Poster
Hallo3D: Multi-Modal Hallucination Detection and Mitigation for Consistent 3D Content Generation
Hongbo Wang · Jie Cao · Jin Liu · Xiaoqiang Zhou · Huaibo Huang · Ran He
East Exhibit Hall A-C #2303
Recent advancements in 3D content generation have been significant, primarily due to the visual priors provided by pretrained diffusion models. However, large 2D visual models exhibit spatial perception hallucinations, leading to multi-view inconsistency in 3D content generated through Score Distillation Sampling (SDS).
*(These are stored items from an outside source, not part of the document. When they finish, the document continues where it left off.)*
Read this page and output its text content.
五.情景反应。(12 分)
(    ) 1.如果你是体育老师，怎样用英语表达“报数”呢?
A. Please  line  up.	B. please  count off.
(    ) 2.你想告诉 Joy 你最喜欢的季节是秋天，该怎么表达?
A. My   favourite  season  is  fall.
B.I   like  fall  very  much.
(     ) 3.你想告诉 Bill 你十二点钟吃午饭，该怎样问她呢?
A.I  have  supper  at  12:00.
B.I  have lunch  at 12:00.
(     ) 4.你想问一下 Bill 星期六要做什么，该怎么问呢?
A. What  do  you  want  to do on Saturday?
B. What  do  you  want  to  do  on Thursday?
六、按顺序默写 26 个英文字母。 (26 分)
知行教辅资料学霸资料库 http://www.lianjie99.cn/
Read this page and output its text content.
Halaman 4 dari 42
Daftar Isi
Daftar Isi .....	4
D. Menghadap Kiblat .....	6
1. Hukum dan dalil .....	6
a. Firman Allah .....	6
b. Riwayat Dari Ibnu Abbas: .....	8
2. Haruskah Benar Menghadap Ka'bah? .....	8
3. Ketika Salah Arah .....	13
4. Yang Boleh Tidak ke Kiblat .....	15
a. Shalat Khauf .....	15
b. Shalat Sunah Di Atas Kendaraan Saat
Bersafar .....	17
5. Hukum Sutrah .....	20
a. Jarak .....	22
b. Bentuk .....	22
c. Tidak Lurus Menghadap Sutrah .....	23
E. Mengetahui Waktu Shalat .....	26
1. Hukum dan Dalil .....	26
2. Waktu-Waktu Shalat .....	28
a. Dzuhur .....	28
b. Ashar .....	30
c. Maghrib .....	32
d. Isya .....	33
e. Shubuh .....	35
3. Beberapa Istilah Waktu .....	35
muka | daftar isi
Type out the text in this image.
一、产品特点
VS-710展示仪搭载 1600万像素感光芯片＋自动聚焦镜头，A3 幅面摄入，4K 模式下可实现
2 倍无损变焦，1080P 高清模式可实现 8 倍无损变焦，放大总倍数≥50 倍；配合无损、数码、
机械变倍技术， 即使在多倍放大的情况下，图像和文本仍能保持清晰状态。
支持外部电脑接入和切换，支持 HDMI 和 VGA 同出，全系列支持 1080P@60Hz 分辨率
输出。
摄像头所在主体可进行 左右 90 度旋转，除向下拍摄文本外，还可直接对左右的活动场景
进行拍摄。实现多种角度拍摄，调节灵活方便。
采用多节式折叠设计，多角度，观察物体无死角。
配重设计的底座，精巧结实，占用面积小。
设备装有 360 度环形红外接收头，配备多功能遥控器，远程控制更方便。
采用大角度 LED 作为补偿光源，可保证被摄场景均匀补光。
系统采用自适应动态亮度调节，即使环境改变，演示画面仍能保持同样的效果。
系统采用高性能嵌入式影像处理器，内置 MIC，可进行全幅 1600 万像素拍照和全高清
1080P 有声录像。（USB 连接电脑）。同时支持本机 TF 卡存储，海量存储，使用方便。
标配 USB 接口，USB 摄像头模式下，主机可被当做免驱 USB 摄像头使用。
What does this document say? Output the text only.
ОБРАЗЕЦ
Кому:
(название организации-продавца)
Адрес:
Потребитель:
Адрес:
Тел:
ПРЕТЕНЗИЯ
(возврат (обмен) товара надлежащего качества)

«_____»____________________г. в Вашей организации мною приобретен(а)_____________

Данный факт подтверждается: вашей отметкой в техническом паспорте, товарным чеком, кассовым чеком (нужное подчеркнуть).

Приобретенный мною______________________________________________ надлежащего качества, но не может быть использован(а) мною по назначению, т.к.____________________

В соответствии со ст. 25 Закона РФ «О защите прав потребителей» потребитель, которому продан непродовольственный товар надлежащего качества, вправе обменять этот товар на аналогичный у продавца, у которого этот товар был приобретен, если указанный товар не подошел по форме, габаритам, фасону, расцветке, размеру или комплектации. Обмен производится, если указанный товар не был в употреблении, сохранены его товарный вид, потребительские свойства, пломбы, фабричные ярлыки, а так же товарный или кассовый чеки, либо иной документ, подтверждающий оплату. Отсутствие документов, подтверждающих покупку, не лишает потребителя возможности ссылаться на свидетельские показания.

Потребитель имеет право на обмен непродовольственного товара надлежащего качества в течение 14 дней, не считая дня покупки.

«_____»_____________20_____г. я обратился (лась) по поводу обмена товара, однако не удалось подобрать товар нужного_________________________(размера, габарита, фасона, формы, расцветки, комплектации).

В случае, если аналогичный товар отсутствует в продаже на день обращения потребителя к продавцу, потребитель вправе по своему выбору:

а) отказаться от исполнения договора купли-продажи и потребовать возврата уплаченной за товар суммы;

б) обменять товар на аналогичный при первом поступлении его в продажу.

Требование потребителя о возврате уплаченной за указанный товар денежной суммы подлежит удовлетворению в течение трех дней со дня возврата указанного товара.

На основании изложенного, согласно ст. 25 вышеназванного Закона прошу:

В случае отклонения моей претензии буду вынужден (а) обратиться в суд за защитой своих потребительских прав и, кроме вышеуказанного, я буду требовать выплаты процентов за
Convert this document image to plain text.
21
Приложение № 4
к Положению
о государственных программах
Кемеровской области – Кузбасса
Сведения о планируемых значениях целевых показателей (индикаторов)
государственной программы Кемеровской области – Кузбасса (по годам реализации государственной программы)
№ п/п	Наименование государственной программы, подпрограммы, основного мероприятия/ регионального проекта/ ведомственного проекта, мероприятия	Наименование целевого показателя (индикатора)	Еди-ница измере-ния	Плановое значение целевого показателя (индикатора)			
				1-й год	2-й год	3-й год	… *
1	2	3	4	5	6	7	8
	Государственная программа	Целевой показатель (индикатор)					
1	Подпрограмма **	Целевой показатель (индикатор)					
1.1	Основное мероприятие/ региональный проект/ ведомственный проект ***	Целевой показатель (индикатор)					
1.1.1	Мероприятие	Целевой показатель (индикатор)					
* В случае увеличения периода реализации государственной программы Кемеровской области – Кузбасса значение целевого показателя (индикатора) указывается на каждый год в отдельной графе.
This phenomenon, characterized by overfitting to specific views, is referred to as the "Janus Problem". In this work, we investigate the hallucination issues of pretrained models and find that large multimodal models without geometric constraints possess the capability to infer geometric structures, which can be utilized to mitigate multi-view inconsistency. Building on this, we propose a novel tuning-free method. We represent the multimodal inconsistency query information to detect specific hallucinations in 3D content, using this as an enhanced prompt to re-consist the 2D renderings of 3D and jointly optimize the structure and appearance across different views. Our approach does not require 3D training data and can be implemented plug-and-play within existing frameworks. Extensive experiments demonstrate that our method significantly improves the consistency of 3D content generation and specifically mitigates hallucinations caused by pretrained large models, achieving state-of-the-art performance compared to other optimization methods.